Ovviamente questa cosa non è possibile in tempi brevi. Ciononostante, la foto del mondo quantum italiano presente nel Rapporto è dettagliata, interessante e comprensibile: ne raccomandiamo la lettura a tutti gli interessati, anche perché in questo caso i dati sono sufficientemente recenti.

Anche in questo caso il rapporto Anitec-Assinform suggerisce una serie di politiche chiave per accelerare lo sviluppo e l’adozione di queste tecnologie. Sono molto qualitative: aumentare l’interesse generale verso il quantum, prepararsi a nuovi scenari di rischio cyber, creare una solida base di competenze quantistiche. Mentre ci chiediamo quanto siamo preparati alle competenze del futuro, nelle scuole medie italiane si riaffaccia il latino. Anche in questo caso viene da chiedersi quanto siamo pronti, parati in quella antica lingua, alle conseguenze.

R&S a livelli pre-pandemia

Nel 2022, la spesa per R&S intra-muros nel settore ICT ha raggiunto quota 2,5 miliardi di euro, con una crescita minima nel 2021 (1,5%). Quasi la metà di questi due miliardi e mezzo si è concentrata nel settore del software e dei servizi IT, mentre le aziende di produzione di hardware hanno registrato un aumento del 7,1% rispetto all’anno precedente.

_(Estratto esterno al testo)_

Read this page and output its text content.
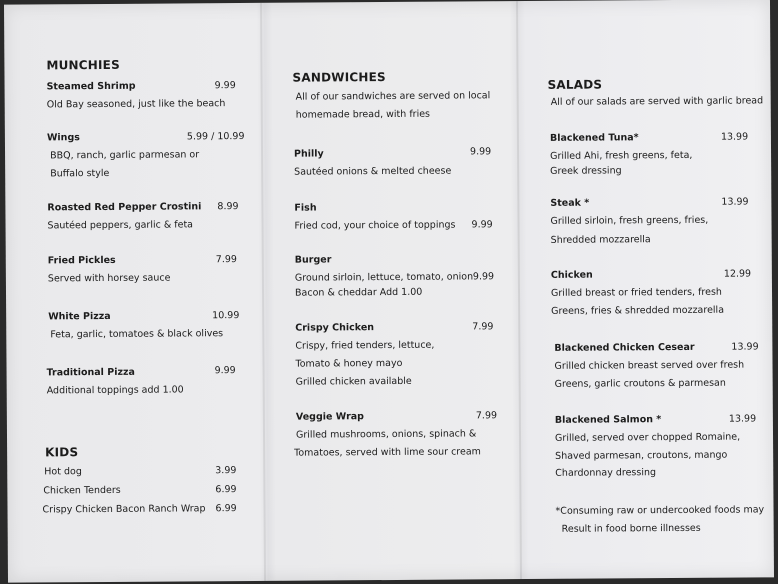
MUNCHIES
Steamed Shrimp	9.99
Old Bay seasoned, just like the beach
Wings	5.99 / 10.99
BBQ, ranch, garlic parmesan or
Buffalo style
Roasted Red Pepper Crostini 8.99
Sautéed peppers, garlic & feta
Fried Pickles	7.99
Served with horsey sauce
White Pizza	10.99
Feta, garlic, tomatoes & black olives
Traditional Pizza	9.99
Additional toppings add 1.00
KIDS
Hot dog	3.99
Chicken Tenders	6.99
Crispy Chicken Bacon Ranch Wrap 6.99
SANDWICHES
All of our sandwiches are served on local
homemade bread, with fries
Philly	9.99
Sautéed onions & melted cheese
Fish
Fried cod, your choice of toppings 9.99
Burger
Ground sirloin, lettuce, tomato, onion 9.99
Bacon & cheddar Add 1.00
Crispy Chicken	7.99
Crispy, fried tenders, lettuce,
Tomato & honey mayo
Grilled chicken available
Veggie Wrap	7.99
Grilled mushrooms, onions, spinach &
Tomatoes, served with lime sour cream
SALADS
All of our salads are served with garlic bread
Blackened Tuna*	13.99
Grilled Ahi, fresh greens, feta,
Greek dressing
Steak *	13.99
Grilled sirloin, fresh greens, fries,
Shredded mozzarella
Chicken	12.99
Grilled breast or fried tenders, fresh
Greens, fries & shredded mozzarella
Blackened Chicken Cesear	13.99
Grilled chicken breast served over fresh
Greens, garlic croutons & parmesan
Blackened Salmon *	13.99
Grilled, served over chopped Romaine,
Shaved parmesan, croutons, mango
Chardonnay dressing
*Consuming raw or undercooked foods may
Result in food borne illnesses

L’84% degli investimenti in Ricerca e Sviluppo nel settore ICT è arrivato da fondi privati, a dimostrazione del forte impegno delle aziende italiane nell’innovazione tecnologica. Gli addetti coinvolti in attività di R&I sono 52.000 e quasi 19.600 i ricercatori a tempo pieno.

Horizon

Il Rapporto sottolinea che l’Italia ha ricevuto complessivamente 724,1 milioni di euro attraverso il programma Horizon 2020 per progetti di R&I ICT e, a fine 2024, 293,2 milioni di euro attraverso Horizon Europe. Il tasso di successo è in aumento rispetto al passato, ma ancora inferiore a Germania e Francia. La quota di spesa R&S intra-muros nel settore ICT per l’ltalia è scesa dal 9,5% al 6,7% della spesa complessiva dell’UE27 tra il 2010 e il 2022: l’Italia soffre ancora di un sottodimensionamento rispetto alle maggiori economie europee.